La misma capacidad que le otorgaba a Benjamín ese ánimo suyo para adaptarse a cualquier situación era la que le impedía airarse por nada que ocurriera. “Ya nos sobrepondremos” decía, y seguía con su vida de forma natural. No debéis malentenderlo. No es que las injusticias le dejaran impertérrito y no hiciera nada por solventarlas. Simplemente recogía el recado e incorporaba a su día día la lucha contra tal o cual oprobio. Es más, era tal su pasión por la justicia que, hasta la tarde en que murió pensando en los atardeceres que vería desde las nubes con su sobrino, no se comprobó cuánto había hecho en pro de ésta, logrando con sus actos que ríos de personas, venidas incluso de ciudades muy lejanas, se encontraran en el cementerio para rendirle homenaje.

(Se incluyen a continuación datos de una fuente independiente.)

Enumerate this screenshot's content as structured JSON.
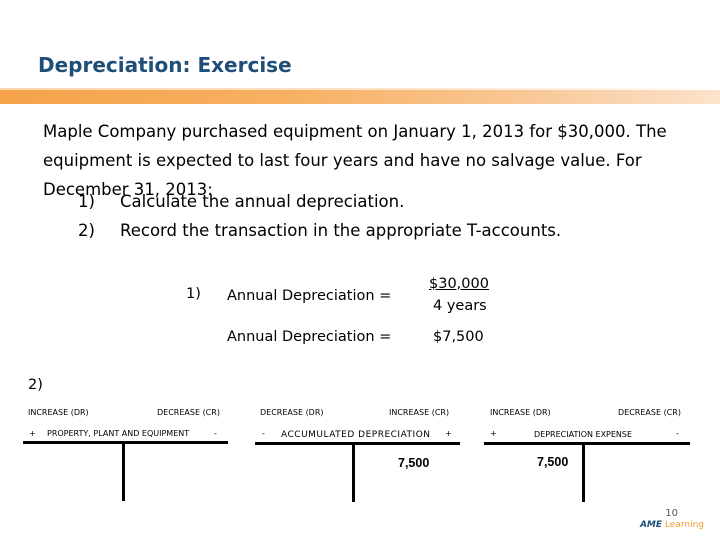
{
  "slide": {
    "title": "Depreciation: Exercise",
    "problem_text": "Maple Company purchased equipment on January 1, 2013 for $30,000. The equipment is expected to last four years and have no salvage value. For December 31, 2013:",
    "tasks": [
      {
        "num": "1)",
        "text": "Calculate the annual depreciation."
      },
      {
        "num": "2)",
        "text": "Record the transaction in the appropriate T-accounts."
      }
    ],
    "calc": {
      "marker": "1)",
      "line1_label": "Annual Depreciation =",
      "numerator": "$30,000",
      "denominator": "4 years",
      "line2_label": "Annual Depreciation =",
      "result": "$7,500"
    },
    "section2_marker": "2)",
    "t_accounts": [
      {
        "increase_label": "INCREASE (DR)",
        "decrease_label": "DECREASE (CR)",
        "left_sign": "+",
        "right_sign": "-",
        "title": "PROPERTY, PLANT AND EQUIPMENT",
        "left_amount": "",
        "right_amount": ""
      },
      {
        "increase_label": "INCREASE (CR)",
        "decrease_label": "DECREASE (DR)",
        "left_sign": "-",
        "right_sign": "+",
        "title": "ACCUMULATED DEPRECIATION",
        "left_amount": "",
        "right_amount": "7,500"
      },
      {
        "increase_label": "INCREASE (DR)",
        "decrease_label": "DECREASE (CR)",
        "left_sign": "+",
        "right_sign": "-",
        "title": "DEPRECIATION EXPENSE",
        "left_amount": "7,500",
        "right_amount": ""
      }
    ],
    "page_number": "10",
    "logo": {
      "brand": "AME",
      "suffix": "Learning"
    },
    "colors": {
      "title": "#1f4e79",
      "accent_bar": "#f6a34a"
    }
  }
}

Esto provocó una marabunta tan grande e imprevisible que las autoridades tuvieron que posponer unas cuantas horas la ceremonia para poder organizar tal desaguisado, cosa que nada extrañó en la ciudad, pues ya estaban acostumbrados a los desórdenes del fallecido.

Pero mientras, entre su nacimiento y su muerte, llevaba con tanta naturalidad esas cosas que parecía que sus idas y venidas obedecían más a una costumbre ociosa que a una actividad de provecho. Como he dicho, sabía adaptarse a las situaciones de la misma forma que los camaleones se adaptan a los colores, y esto lo demostró especialmente el día en que una nueva ley del Ayuntamiento le prohibiera cortejar a Maribel, la que después de muchos tormentos –como el de aquella fiesta que le llevó a incinerar su ciudad entera por error y tener que levantarla de nuevo en tres días- terminó siendo su esposa.

No era Maribel una mujer especialmente hermosa, ni especialmente lista. Entre los sueños más grandes que tenía en la vida era la de poseer una casa con jardín para poder colgar a secar las sábanas, y cuando vio por primera vez a Benjamín aquella nubosa tarde de marzo lo primero que pensó sobre él fue que le recordaba a una regadera. Nunca supo explicárselo ni a sí misma, pero fue la primera imagen que asoció al hombre que terminaría dándole dos hijas. Por supuesto, este pensamiento la condicionó tanto que, tres meses después, cuando fue Benjamín a declararle su amor por ella no pudo por menos que darse a la risa, pensando que nunca se imaginó que una mujer pudiera ser amada por una regadera. Por supuesto lo rechazó, como hizo también después durante nueve años.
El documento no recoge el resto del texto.